Following revelations that Governor Rick Snyder’s administration knew about severe water quality problems in Flint, Michigan and assured residents there that the water was safe, concerned activists and residents convened today for a rally in front of Flint City Hall to demand that the federal government step in and arrest Governor Snyder.
In 2014, Flint's emergency manager disconnected the city from the Detroit Water and Sewerage Department and started providing residents with water from the Flint River in order to cut costs.
Almost immediately after the switch, residents noticed changes in the smell, color and taste of the water coming out of their taps. Tests showed high levels of bacteria that forced the city to issue boil advisories. The city then upped the amount of chlorine it used to treat the polluted river water to kill pathogens, resulting in high levels of potentially carcinogenic disinfectant byproducts.

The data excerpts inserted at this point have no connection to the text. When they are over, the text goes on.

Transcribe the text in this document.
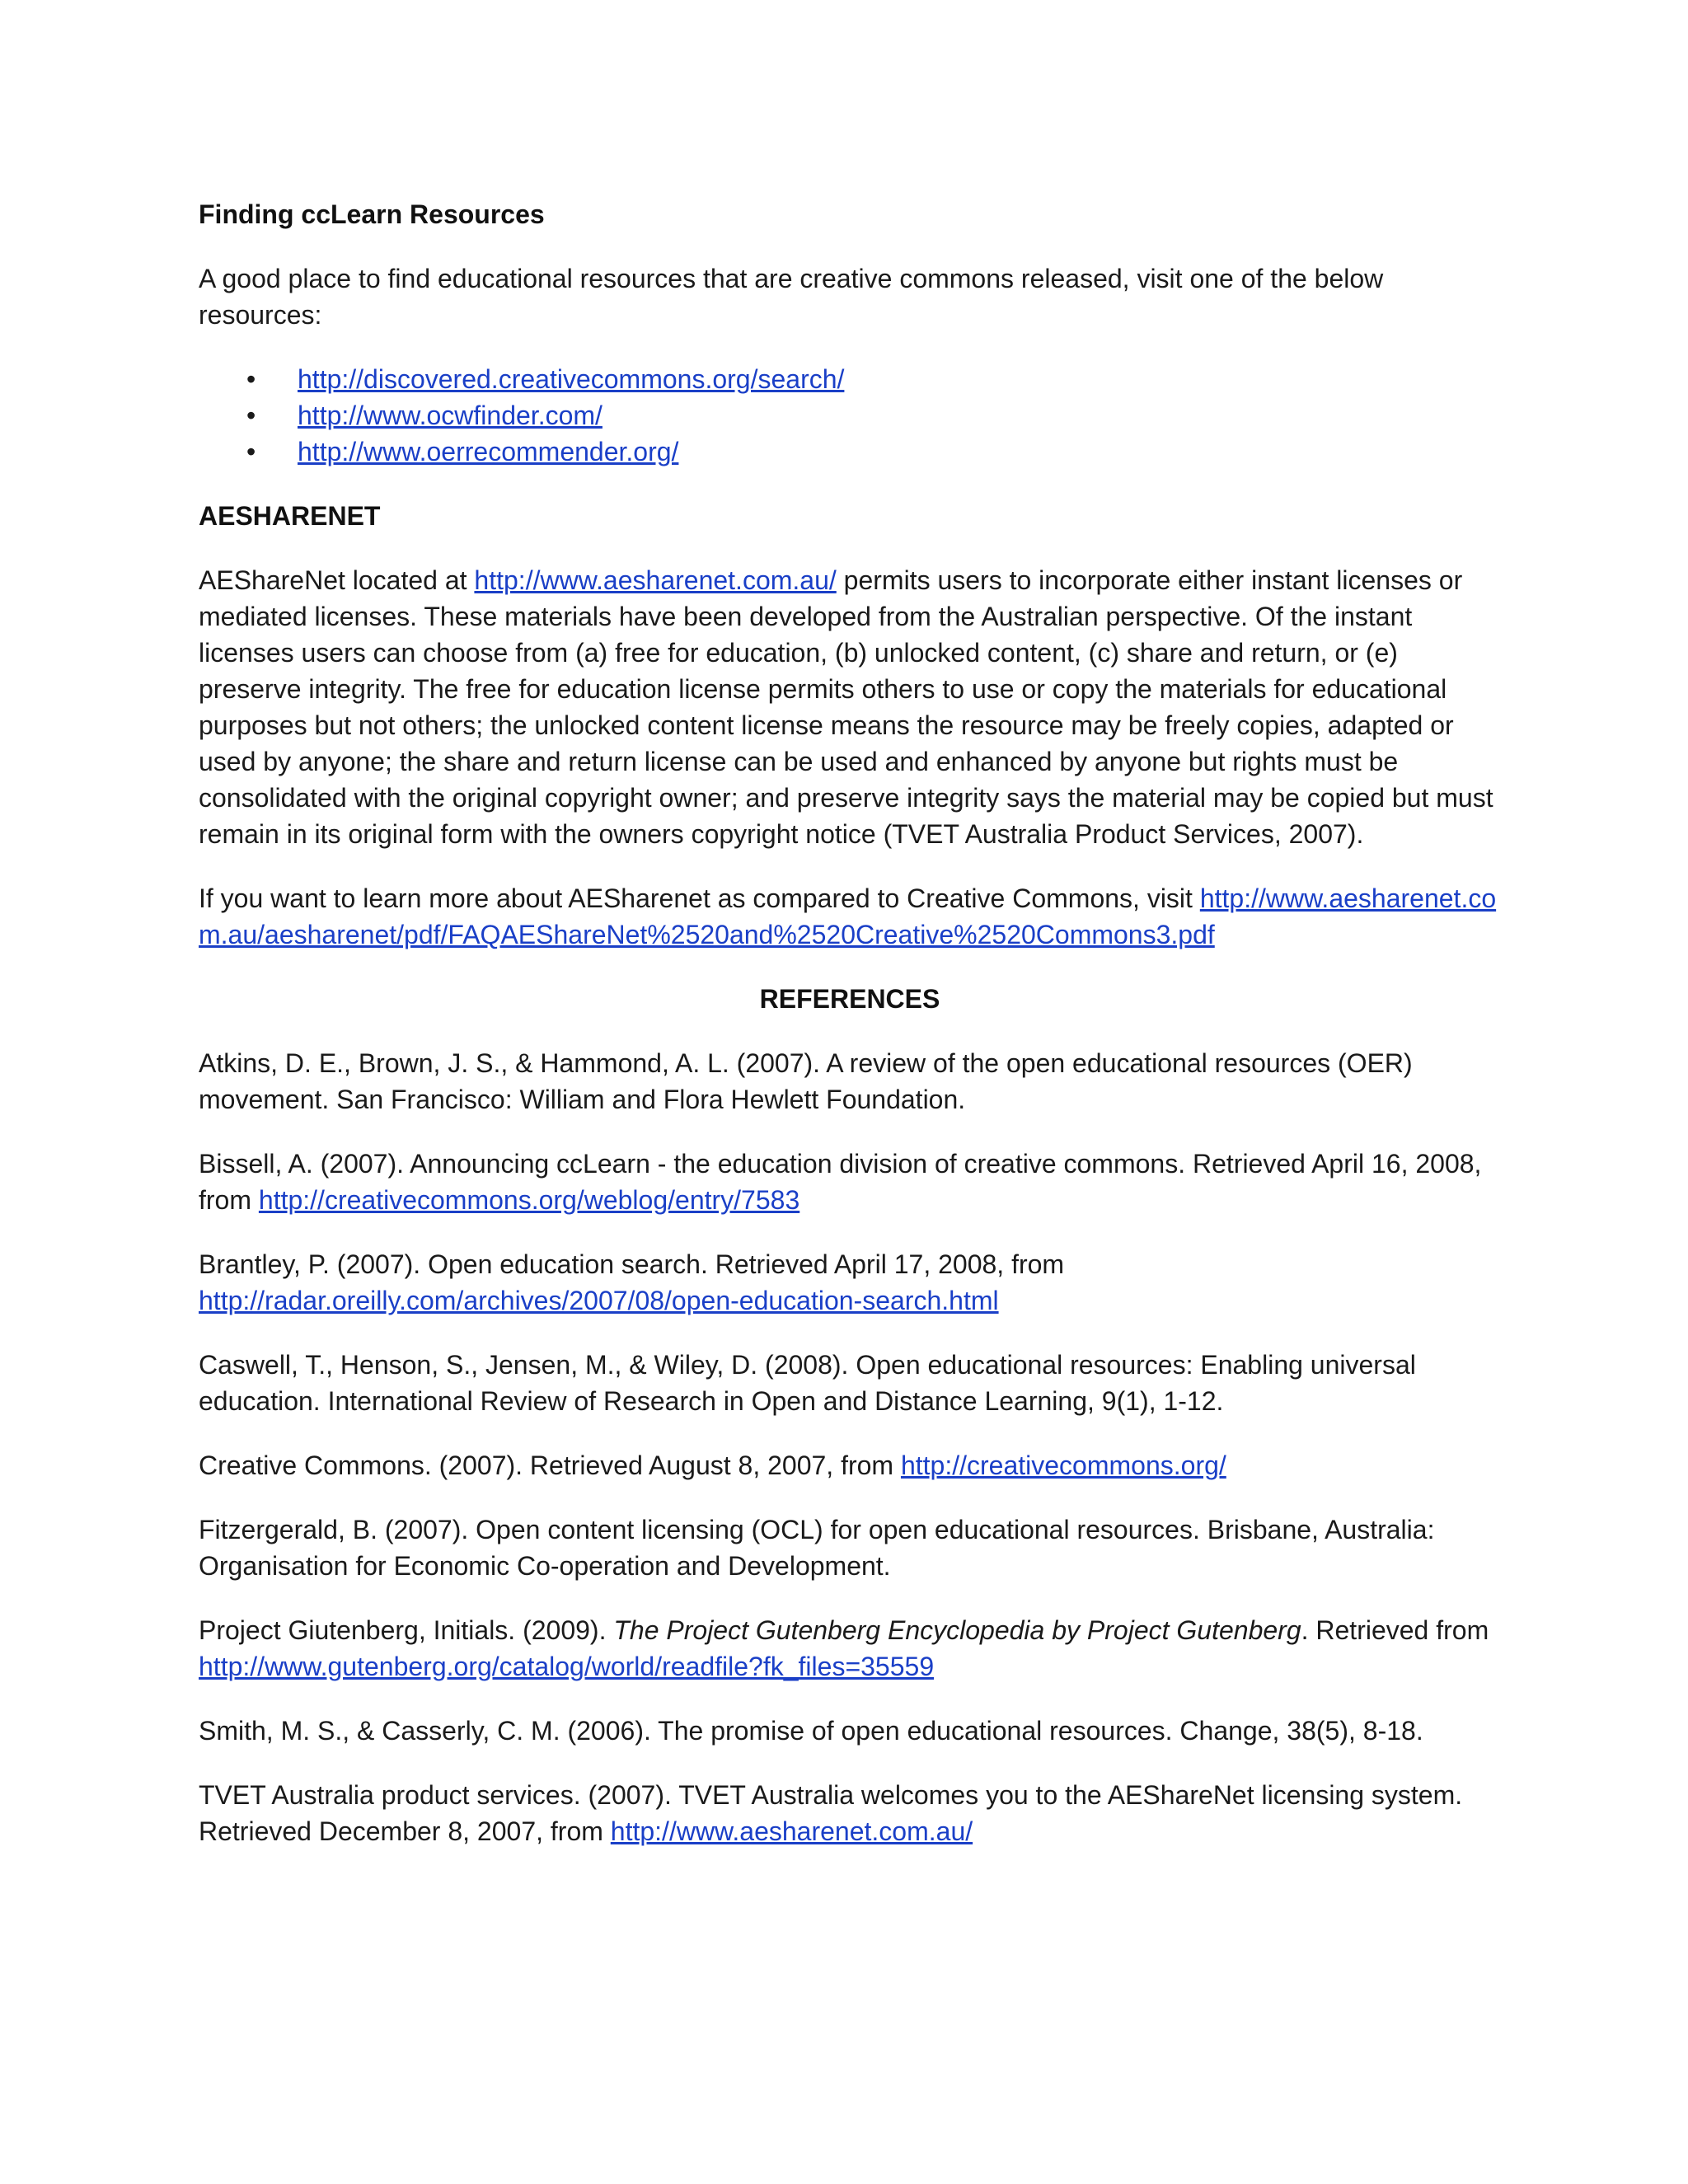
Finding ccLearn Resources

A good place to find educational resources that are creative commons released, visit one of the below resources:

• http://discovered.creativecommons.org/search/
• http://www.ocwfinder.com/
• http://www.oerrecommender.org/
AESHARENET

AEShareNet located at http://www.aesharenet.com.au/ permits users to incorporate either instant licenses or mediated licenses. These materials have been developed from the Australian perspective. Of the instant licenses users can choose from (a) free for education, (b) unlocked content, (c) share and return, or (e) preserve integrity. The free for education license permits others to use or copy the materials for educational purposes but not others; the unlocked content license means the resource may be freely copies, adapted or used by anyone; the share and return license can be used and enhanced by anyone but rights must be consolidated with the original copyright owner; and preserve integrity says the material may be copied but must remain in its original form with the owners copyright notice (TVET Australia Product Services, 2007).

If you want to learn more about AESharenet as compared to Creative Commons, visit http://www.aesharenet.com.au/aesharenet/pdf/FAQAEShareNet%2520and%2520Creative%2520Commons3.pdf

REFERENCES

Atkins, D. E., Brown, J. S., & Hammond, A. L. (2007). A review of the open educational resources (OER) movement. San Francisco: William and Flora Hewlett Foundation.

Bissell, A. (2007). Announcing ccLearn - the education division of creative commons. Retrieved April 16, 2008, from http://creativecommons.org/weblog/entry/7583

Brantley, P. (2007). Open education search. Retrieved April 17, 2008, from http://radar.oreilly.com/archives/2007/08/open-education-search.html

Caswell, T., Henson, S., Jensen, M., & Wiley, D. (2008). Open educational resources: Enabling universal education. International Review of Research in Open and Distance Learning, 9(1), 1-12.

Creative Commons. (2007). Retrieved August 8, 2007, from http://creativecommons.org/

Fitzergerald, B. (2007). Open content licensing (OCL) for open educational resources. Brisbane, Australia: Organisation for Economic Co-operation and Development.

Project Giutenberg, Initials. (2009). The Project Gutenberg Encyclopedia by Project Gutenberg. Retrieved from http://www.gutenberg.org/catalog/world/readfile?fk_files=35559

Smith, M. S., & Casserly, C. M. (2006). The promise of open educational resources. Change, 38(5), 8-18.

TVET Australia product services. (2007). TVET Australia welcomes you to the AEShareNet licensing system. Retrieved December 8, 2007, from http://www.aesharenet.com.au/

Worse, the city failed to put in place proper corrosion controls, so lead leached into Flint's drinking water, poisoning residents for over a year.
"Since Flint started providing us with water from the Flint River, my water has turned bluish-green from all the copper in the water, the levels of lead have quadrupled and we have been notified about high levels of toxic chemicals,” said Flint resident Melissa Mays. “Members of my community have been reporting cases of lead poisoning, and many neighbors have reported that their hair is falling out because of our toxic water. Due to the high levels of copper in my water, I am suffering from osteoarthritis and bone spurs at the age of 36."
Although Flint residents like Mays complained, the Snyder administration and the Michigan Department of Environmental Quality ignored the people of Flint for months as they reported issues with their tap water. Despite knowing that there was a problem with lead, the state kept telling residents that the water was safe to drink.
Flint finally switched the system back in October, but the city now must replace thousands of lead water pipes, and its residents face a lifetime of healthcare costs from lead exposure.
“This is the very definition of a man made, intentional, public health crisis,” said Lynna Kaucheck, a Food & Water Watch organizer who has been working to hold the Snyder administration accountable while calling on the federal government for support.
“It’s hard to believe that in 2016, people in the United States have to contend with poisoned drinking water, but that’s the sad situation that many Flint residents are contending with. Flint’s water pipes are permanently damaged, and some residents continue to receive water that is undrinkable, due to lead contamination.”
State relief will likely fall far short of the up to $1.5 billion that the city will need to fix its broken water system and give Flint children the healthcare they need. That's why the Obama administration must step in and give residents the help that they desperately need.
Unfortunately, Flint is not alone in its water woes. Emergency management also exacerbated problems in Highland Park and Detroit. In Highland Park, people lost access to their homes and safe water, because water bills were put on residents’ tax lien. In Detroit, an emergency manager tried to privatize the water system, and pushed through an aggressive water shut-off policy that is still happening today. Tens of thousands of Detroiters have lost access to safe water.
Emergency management and the Snyder administration have failed these communities, first stripping them of their democracy, then their access to a basic human right. It is completely unacceptable. That’s why the Obama administration should declare a public health emergency in Flint to marshal federal resources and to help make Flint’s water safe again.